About his students’ chances of finding that work, Tsao is upbeat.

” So much of what we try to do in professional actor training is to get people to be self generating artists,” he says. “This era is remarkable because of the digital revolution. This generation is reinventing what it means to be a star, what it means to be a working actor. You take YouTube or MySpace or any of those things — ten years ago it would have been absurd to think that anyone could make a career out of dramatic work on the Internet. Now it seems almost old fashioned. So what I find most challenging and rewarding about my work is, while I’m trying to prepare students for their opportunity in the industry at large, I also feel it’s just as important to prepare them for the opportunities they’ll make themselves.”

And many of those opportunities will be on the screen.




Tsao brings screen skills home to Seattle, UW


In joining the School of Drama’s faculty, Andrew Tsao is coming home — both to Seattle, where he grew up, and to the UW, where he earned his bachelor’s degree in 1982. Tsao is not a drama school alum, however; his degree is in political science.

“But I spent every waking hour I had outside of class here in the drama school,” he says. “I was a drama rat as an avocation.”

Once out of school, Tsao pursued drama “as a serious hobby,” and began to have some success in small projects. He moved to Los Angeles and enrolled in a graduate program in directing, which led to some work in regional theater.

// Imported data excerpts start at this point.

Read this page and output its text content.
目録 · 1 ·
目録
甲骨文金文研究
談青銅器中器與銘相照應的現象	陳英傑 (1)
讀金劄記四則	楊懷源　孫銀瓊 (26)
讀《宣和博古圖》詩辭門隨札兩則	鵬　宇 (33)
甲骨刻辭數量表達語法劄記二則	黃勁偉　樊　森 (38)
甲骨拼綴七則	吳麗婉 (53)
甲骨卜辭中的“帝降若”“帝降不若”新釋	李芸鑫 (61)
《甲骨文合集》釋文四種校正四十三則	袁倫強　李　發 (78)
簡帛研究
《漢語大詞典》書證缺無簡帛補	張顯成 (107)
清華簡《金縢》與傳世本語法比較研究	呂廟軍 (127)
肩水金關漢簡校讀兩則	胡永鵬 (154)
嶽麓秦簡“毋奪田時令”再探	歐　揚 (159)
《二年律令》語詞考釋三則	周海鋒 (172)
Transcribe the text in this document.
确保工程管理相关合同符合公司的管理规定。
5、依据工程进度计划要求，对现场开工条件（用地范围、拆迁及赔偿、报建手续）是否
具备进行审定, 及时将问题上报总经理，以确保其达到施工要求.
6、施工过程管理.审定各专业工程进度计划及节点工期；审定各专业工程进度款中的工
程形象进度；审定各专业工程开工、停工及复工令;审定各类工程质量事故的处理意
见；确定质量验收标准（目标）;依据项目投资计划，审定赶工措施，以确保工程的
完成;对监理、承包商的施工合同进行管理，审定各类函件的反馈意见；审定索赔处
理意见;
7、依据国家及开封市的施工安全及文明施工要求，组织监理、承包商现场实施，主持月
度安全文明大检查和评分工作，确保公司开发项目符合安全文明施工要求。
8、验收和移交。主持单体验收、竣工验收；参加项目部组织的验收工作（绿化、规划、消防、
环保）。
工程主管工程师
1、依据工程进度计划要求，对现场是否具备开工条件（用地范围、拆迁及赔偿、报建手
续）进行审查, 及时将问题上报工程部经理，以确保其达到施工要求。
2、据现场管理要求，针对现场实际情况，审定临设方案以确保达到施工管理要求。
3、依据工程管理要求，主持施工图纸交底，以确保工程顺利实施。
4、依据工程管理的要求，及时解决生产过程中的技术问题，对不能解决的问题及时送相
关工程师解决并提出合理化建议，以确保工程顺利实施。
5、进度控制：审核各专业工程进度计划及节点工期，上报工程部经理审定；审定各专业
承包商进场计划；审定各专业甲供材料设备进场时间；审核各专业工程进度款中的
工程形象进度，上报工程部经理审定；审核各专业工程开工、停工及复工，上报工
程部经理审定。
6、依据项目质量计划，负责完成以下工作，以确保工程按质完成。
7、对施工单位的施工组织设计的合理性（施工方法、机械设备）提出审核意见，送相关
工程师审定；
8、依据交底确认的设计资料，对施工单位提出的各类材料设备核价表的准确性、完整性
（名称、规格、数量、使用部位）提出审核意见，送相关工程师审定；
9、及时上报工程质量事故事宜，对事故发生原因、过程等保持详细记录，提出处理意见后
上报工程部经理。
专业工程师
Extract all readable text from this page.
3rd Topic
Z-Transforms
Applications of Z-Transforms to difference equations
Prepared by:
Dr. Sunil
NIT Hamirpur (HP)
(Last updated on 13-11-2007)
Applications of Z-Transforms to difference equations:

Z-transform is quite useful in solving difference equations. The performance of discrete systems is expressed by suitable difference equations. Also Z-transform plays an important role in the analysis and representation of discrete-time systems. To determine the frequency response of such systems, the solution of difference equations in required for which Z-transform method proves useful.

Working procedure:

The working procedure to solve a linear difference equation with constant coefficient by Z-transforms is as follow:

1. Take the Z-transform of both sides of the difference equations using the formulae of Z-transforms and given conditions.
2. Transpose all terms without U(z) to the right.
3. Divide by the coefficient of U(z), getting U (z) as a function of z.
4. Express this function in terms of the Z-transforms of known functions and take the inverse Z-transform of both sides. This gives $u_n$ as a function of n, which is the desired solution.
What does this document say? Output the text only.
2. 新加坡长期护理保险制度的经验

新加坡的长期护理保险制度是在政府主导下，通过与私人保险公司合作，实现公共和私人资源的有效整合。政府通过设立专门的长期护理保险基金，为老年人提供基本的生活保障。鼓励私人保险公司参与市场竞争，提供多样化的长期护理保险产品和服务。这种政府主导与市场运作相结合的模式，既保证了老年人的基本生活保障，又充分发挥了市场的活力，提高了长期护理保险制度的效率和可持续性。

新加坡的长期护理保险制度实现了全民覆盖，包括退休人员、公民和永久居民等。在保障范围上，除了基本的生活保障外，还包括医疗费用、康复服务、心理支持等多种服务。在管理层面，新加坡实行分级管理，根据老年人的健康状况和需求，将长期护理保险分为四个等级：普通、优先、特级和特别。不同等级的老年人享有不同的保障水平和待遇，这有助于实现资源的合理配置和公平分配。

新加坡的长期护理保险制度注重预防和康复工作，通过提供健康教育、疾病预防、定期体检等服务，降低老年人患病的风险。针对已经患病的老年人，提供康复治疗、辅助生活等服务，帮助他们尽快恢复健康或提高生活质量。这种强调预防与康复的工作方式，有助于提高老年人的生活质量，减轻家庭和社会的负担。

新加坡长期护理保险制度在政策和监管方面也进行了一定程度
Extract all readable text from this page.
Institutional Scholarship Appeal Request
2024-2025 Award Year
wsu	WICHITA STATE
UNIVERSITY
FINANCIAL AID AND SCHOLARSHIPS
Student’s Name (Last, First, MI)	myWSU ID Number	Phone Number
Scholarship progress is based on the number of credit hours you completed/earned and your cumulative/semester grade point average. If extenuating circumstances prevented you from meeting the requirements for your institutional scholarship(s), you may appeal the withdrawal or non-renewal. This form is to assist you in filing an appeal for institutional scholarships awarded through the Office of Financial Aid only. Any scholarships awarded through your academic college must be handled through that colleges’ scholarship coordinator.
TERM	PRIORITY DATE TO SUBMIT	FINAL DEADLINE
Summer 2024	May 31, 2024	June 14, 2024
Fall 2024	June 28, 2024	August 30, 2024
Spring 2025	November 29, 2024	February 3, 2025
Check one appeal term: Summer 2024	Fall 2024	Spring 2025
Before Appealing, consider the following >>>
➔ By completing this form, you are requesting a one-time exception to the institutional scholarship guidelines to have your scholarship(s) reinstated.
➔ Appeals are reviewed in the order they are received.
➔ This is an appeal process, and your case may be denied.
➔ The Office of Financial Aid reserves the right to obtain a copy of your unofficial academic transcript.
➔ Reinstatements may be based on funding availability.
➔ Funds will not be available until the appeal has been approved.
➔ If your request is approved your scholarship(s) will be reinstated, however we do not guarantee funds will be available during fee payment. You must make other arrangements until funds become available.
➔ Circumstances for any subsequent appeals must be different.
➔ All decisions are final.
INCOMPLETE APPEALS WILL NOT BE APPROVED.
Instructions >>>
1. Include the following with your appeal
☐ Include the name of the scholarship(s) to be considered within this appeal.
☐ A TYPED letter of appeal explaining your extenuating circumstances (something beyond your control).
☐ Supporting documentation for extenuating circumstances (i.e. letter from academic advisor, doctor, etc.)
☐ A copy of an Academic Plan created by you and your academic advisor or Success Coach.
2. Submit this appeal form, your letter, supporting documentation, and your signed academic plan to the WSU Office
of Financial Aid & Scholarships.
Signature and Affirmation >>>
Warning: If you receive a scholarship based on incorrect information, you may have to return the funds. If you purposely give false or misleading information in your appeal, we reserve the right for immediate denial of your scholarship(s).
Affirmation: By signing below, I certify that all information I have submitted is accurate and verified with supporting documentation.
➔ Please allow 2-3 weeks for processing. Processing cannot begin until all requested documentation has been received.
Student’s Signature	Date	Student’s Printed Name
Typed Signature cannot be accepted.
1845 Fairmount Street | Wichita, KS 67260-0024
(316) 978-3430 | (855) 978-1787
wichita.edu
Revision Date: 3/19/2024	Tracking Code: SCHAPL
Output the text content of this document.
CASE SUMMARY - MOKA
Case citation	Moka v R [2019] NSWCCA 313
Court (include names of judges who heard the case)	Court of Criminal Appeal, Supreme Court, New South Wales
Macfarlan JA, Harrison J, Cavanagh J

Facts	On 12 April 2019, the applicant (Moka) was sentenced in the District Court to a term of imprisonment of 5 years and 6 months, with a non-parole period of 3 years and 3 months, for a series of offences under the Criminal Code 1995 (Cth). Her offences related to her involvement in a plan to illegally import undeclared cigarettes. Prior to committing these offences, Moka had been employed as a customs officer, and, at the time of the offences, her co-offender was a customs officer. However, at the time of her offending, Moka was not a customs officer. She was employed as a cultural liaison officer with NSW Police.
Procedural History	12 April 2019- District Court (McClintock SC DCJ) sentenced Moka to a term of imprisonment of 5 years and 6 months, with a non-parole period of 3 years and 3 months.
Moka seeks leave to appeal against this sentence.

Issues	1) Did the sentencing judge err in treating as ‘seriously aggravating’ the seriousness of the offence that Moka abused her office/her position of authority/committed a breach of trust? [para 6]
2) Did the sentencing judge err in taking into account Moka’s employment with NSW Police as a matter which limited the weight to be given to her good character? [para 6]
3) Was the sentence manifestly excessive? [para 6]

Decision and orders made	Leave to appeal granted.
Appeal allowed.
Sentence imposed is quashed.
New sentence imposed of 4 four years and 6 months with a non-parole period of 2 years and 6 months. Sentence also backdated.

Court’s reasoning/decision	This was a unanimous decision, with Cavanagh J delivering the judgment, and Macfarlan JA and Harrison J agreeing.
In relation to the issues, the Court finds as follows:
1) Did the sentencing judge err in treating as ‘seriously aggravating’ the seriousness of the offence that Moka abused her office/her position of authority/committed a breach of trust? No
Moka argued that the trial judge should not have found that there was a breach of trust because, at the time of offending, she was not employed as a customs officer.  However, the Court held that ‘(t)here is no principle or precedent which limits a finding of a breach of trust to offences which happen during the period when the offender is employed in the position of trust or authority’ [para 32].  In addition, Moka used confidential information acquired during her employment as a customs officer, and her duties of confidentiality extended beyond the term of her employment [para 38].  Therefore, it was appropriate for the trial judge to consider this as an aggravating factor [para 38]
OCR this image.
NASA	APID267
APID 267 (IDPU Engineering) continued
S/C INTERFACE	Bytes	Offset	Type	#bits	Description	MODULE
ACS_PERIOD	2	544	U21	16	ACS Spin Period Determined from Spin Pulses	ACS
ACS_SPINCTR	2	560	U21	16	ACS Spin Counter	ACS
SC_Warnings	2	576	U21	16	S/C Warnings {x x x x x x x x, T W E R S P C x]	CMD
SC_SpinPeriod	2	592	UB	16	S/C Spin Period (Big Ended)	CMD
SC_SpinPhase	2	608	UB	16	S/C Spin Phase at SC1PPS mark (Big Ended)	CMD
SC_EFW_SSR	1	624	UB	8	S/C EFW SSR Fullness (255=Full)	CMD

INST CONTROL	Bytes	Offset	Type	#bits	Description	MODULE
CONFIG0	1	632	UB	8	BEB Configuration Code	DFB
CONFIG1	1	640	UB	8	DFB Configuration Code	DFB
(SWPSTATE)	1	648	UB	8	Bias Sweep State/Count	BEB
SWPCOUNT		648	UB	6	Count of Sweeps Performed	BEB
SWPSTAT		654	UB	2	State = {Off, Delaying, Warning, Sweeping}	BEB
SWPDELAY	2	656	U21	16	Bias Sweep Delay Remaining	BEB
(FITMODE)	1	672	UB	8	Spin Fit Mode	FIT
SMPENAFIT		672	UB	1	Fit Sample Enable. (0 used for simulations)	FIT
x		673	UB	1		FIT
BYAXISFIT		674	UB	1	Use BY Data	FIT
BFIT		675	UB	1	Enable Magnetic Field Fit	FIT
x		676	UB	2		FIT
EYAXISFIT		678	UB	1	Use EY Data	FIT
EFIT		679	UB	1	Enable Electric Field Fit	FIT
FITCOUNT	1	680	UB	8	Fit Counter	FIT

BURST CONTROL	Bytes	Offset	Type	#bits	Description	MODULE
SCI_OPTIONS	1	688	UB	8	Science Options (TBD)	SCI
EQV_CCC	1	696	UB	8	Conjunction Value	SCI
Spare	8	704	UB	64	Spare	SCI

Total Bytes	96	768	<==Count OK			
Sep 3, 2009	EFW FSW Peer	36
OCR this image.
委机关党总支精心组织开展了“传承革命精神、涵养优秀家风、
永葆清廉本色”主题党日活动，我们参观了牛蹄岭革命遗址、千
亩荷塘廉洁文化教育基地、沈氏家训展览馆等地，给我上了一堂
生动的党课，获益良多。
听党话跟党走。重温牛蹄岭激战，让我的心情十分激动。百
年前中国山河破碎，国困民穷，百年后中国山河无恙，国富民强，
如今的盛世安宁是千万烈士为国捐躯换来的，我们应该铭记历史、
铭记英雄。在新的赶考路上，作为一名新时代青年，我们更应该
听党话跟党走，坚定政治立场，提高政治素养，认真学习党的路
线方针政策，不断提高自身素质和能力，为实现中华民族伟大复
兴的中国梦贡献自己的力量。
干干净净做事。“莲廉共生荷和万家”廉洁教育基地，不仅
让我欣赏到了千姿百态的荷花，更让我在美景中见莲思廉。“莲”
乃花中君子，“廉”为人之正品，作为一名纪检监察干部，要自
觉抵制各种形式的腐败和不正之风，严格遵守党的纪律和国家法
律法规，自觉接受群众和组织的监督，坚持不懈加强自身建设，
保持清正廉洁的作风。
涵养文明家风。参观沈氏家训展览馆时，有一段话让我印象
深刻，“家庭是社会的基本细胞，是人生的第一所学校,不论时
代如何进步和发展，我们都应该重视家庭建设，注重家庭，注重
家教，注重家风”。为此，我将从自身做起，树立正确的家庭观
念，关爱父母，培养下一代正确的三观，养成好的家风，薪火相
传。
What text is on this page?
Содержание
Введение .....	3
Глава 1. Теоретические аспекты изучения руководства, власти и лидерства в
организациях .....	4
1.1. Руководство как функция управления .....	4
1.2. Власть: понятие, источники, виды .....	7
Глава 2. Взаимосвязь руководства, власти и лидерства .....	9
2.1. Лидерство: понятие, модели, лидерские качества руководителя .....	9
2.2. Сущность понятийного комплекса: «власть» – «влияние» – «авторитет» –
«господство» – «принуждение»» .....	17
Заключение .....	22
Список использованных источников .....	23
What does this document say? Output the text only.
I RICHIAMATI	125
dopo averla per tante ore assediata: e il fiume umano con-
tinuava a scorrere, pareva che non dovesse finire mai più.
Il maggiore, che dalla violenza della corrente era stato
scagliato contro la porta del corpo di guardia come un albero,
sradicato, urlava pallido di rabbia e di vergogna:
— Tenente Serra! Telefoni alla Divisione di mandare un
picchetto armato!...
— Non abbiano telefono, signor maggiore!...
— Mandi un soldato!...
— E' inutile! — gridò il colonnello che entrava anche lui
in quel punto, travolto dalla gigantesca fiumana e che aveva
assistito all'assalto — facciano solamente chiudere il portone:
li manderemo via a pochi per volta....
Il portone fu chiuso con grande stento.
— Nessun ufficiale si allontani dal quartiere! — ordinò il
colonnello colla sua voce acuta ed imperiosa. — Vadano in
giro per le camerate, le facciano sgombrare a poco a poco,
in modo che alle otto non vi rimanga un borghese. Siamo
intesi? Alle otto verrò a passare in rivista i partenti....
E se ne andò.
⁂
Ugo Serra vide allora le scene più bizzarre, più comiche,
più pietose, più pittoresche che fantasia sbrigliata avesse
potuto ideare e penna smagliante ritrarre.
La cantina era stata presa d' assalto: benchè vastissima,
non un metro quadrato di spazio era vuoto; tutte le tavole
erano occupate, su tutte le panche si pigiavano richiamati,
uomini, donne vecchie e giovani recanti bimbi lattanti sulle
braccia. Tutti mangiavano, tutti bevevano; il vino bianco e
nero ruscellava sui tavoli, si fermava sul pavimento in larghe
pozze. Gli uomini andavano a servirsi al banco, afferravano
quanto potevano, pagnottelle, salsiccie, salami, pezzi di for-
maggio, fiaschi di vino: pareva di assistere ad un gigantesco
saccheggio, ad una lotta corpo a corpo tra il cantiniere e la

Then he served as the artistic director of the New Harmony project, a writer’s development conference in New Harmony, Ind., where TV, film, musicals, plays are brought to be developed.

“I was directing one of the projects, and I met a writer we had brought out named Matt Williams. He was the writer and creator of Roseanne and Home Improvement. We met there and he saw my work and asked me to come to LA.”

From there was born a television directing career that has lasted 15 years, including directing numerous episodes of Home Improvement.

“Andrew decided to move his base back to the Seattle area, and he called to introduce himself,” said Sarah Nash Gates, director of the drama school. “Mark Jenkins (head of the Professional Actor Training Program) and I had lunch with him and he offered to teach a couple of classes in acting for the camera. Afterward, Mark was so impressed that he said he’d never teach that class again — Andrew was so much better.”

Tsao served as artist in residence last year at the drama school, teaching — in addition to screen acting — an undergraduate class on making drama out of non-dramatic material. “He learned about the Common Book, and made that the focus of the class,” Gates says.

He also introduced the idea of “reels” — 3 to 5-minute DVDs that actors create to showcase their screen abilities.

“We are thrilled to have Andrew on board,” Gates says. “He’s a dynamic and demanding teacher, and he’s really familiar with the business. We don’t intend to turn into a film school, but we recognize our graduate actors have to be ready to work anywhere. Andrew will play a crucial role in helping them learn the business.”